Erna ist immer in Sorge. Dass etwas schiefläuft, dass etwas Schlimmes passiert, dass die Dinge durch eine einzige kleine Fehlentscheidung unabänderlich aus dem Gleichgewicht geraten und alles in sich zusammenbricht.
Zu Schulzeiten und in der Uni hat sie mir damit oft geholfen, gewisse Dinge auch wirklich Ernst zu nehmen. Hunderte Male ist sie mit mir zusammen die Folien für die Referate durchgegangen und in Prüfungsphasen saß sie mir solange im Nacken, bis ich die Lehrbücher quasi auswendig konnte.
Danach wurde es etwas schwierig zwischen uns, denn Erna wurde mit der Zeit immer übergriffiger. Manchmal saß sie nachts an meinem Bett und fragte mich, ob ich das Zwicken hier und da nicht mal langsam von einem Arzt abklären lassen wolle. Es könne ja schließlich das Böse Wort mit K sein.

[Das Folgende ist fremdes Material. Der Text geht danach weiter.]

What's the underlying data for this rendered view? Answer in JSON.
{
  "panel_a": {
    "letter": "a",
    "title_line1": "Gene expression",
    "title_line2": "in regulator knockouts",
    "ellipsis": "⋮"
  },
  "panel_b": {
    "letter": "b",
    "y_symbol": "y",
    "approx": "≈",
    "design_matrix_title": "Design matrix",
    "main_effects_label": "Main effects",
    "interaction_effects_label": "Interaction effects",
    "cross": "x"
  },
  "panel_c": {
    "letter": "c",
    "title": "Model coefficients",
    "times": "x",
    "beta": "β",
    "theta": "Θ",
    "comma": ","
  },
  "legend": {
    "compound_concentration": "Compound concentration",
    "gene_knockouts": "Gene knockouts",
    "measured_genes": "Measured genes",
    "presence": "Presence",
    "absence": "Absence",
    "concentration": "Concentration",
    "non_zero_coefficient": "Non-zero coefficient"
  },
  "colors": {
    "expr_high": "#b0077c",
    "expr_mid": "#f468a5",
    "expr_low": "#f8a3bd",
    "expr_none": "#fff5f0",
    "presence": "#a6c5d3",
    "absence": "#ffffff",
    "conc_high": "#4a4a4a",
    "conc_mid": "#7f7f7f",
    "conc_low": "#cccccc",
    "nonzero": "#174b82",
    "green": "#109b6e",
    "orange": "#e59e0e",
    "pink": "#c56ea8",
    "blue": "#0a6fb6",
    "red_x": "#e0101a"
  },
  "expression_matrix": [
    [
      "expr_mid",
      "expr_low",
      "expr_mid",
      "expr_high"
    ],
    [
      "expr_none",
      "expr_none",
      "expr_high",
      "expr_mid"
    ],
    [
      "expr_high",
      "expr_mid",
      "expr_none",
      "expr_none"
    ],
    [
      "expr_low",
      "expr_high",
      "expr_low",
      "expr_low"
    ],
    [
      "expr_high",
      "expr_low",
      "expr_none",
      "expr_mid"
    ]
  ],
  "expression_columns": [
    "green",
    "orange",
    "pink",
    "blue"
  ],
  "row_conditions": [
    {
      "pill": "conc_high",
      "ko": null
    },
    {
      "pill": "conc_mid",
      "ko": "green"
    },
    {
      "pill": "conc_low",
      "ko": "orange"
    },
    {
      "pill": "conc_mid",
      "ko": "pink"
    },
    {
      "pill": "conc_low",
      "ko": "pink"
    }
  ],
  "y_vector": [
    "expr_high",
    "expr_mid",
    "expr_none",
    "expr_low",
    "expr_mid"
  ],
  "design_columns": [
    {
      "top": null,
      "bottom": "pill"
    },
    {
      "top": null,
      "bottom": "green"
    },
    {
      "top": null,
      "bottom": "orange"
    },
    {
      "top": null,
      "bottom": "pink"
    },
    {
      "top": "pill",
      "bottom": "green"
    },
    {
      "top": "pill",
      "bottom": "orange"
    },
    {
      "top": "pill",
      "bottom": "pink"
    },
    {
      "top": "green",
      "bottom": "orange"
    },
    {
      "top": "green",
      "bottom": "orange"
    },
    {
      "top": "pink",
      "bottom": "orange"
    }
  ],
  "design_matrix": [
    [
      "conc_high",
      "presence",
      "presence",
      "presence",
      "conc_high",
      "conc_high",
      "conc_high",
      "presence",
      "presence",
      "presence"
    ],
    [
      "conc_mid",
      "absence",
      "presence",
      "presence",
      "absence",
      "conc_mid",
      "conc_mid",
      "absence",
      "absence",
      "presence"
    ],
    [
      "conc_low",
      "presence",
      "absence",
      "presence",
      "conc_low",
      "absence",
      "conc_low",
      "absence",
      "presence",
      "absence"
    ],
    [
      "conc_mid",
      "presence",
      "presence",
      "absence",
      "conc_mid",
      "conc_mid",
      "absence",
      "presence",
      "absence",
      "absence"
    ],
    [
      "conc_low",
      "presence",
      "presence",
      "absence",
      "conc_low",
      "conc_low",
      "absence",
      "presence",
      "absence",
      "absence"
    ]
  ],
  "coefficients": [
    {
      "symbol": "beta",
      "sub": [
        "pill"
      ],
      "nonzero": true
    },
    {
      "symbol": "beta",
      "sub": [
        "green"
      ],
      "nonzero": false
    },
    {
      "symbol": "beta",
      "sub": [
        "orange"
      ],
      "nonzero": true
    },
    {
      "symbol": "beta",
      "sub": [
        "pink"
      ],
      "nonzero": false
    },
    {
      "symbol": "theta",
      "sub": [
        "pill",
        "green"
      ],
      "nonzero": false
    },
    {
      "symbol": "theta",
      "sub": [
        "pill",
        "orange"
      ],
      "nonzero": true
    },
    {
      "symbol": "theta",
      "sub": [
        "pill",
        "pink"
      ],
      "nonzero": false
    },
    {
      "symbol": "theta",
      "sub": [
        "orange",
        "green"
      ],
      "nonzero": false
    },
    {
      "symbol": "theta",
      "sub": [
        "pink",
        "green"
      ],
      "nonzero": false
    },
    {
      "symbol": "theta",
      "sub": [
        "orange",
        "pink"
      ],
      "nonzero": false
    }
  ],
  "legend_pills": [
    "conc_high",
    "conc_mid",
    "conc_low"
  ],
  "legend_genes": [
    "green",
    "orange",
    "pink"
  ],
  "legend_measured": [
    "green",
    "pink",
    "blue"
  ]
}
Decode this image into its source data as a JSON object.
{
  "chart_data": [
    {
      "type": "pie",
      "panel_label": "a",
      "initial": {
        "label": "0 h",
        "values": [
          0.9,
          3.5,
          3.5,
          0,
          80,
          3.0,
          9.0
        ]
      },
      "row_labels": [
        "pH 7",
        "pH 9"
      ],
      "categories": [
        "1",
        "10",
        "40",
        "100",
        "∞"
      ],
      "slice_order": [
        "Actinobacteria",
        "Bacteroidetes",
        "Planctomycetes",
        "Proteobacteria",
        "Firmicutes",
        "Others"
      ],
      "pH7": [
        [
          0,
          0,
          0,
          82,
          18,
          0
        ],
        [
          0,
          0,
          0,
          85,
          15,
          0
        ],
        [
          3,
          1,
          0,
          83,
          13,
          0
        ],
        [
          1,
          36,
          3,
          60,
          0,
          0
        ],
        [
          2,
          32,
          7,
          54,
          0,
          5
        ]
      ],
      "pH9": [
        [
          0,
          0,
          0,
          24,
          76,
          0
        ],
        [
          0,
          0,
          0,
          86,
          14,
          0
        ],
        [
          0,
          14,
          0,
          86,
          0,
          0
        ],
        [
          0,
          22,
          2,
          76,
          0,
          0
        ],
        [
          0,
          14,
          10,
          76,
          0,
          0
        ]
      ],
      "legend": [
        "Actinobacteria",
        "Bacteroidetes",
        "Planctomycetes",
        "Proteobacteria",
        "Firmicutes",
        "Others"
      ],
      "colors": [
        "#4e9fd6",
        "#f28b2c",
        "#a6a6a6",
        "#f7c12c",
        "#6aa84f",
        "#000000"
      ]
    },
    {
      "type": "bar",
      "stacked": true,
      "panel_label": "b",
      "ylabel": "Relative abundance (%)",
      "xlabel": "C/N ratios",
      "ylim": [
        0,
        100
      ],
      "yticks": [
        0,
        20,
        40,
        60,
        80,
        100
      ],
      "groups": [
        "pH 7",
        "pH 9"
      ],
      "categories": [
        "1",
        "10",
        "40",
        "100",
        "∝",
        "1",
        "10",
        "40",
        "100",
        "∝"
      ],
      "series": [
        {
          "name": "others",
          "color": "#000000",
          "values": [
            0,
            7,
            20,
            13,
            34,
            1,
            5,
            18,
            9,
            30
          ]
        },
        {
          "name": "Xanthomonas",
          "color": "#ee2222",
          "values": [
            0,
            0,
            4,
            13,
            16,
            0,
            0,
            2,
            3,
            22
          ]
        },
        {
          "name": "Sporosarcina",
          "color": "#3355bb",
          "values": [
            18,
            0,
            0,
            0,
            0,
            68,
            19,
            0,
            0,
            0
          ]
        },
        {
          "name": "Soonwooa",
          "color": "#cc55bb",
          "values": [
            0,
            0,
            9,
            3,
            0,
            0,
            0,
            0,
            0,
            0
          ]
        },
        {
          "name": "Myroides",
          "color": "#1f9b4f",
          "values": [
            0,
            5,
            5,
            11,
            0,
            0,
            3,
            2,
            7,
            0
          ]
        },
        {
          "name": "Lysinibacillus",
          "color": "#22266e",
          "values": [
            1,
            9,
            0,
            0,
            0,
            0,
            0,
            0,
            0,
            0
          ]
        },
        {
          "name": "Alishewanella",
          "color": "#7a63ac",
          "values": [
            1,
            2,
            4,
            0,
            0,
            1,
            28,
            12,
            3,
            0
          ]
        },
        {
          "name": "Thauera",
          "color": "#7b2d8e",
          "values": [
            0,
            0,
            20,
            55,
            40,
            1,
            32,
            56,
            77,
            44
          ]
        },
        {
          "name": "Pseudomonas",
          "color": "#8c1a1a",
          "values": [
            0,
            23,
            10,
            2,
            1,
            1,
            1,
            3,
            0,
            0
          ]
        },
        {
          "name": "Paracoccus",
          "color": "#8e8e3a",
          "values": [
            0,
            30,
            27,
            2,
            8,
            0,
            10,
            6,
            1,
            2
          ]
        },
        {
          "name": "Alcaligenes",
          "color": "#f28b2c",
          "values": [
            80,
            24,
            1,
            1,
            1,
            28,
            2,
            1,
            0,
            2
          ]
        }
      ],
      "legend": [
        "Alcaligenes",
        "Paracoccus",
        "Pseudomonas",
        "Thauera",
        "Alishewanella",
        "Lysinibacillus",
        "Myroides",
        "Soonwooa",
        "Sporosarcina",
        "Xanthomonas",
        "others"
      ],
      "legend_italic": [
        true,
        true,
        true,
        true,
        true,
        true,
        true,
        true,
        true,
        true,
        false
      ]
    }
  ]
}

Wenn jemand nicht gleich auf meine Nachricht antwortete, war sie felsenfest davon überzeugt, dass derjenige mir für immer und in alle Ewigkeit die Freundschaft gekündigt hatte und es auf jeden Fall meine Schuld war.
Und wenn ich Urlaub buchen wollte, schüttelte sie nur verständnislos den Kopf und hielt mir eine Liste der letzten Meldungen zu Flugzeugabstürzen, vermissten Touristen und exotischen Krankheiten vor die Nase.
Erna ist eben die Königin der Worst-Case-Szenarios. Was schiefgehen kann, wird definitiv schiefgehen. Selbst die schönen Momente ziehen ihrer Ansicht nach unweigerlich Schlechtes nach sich, und so kann sie sich nie über ein sonniges Hoch freuen, weil sie zu sehr damit beschäftigt ist, das nächste Tief vorherzusagen.
Warum sie dennoch meine Freundin ist? Weil man jemanden wie Erna nicht einfach aus seinem Leben streichen kann. Früher oder später findet sie ihren Weg zurück. Meistens hat sie eine Rotlicht-Sirene und ein Megafon dabei.
Also habe ich lernen müssen, mit ihr auszukommen – sie in ihrer verschrobenen Art an meiner Seite zu akzeptieren. Wenn sie aufdreht, trete ich auf die Bremse. Wenn sie lossprudelt, hole ich tief Luft, bevor sie mir alles wegatmet.
Und ich höre ihr zu. Dabei geht es nicht unbedingt um das, was sie sagt, als vielmehr um die Frage, warum sie es sagt. Je besser ich den Schwall an Sorgentropfen filtere, den sie über mir auskippt, umso leiser wird Erna irgendwann. Seitdem ich das erkannt habe, läuft es viel entspannter zwischen uns.
Manchmal ärgere ich sie, indem ich absichtlich Dinge tue, die sie ganz und gar nicht gut heißt. Einfach um ihr zu zeigen, dass sie nicht über mich bestimmen kann.
Mit Erna leben bedeutet, einen nervösen Schatten zur Freundin zu haben. Es bedeutet oft, Wolken zu sehen, wo gar keine sind. Mit Erna leben bedeutet aber vor allem, sich selbst besser kennenzulernen. Jeden Tag. Stück für Stück.
Und dafür bin ich ihr wirklich dankbar.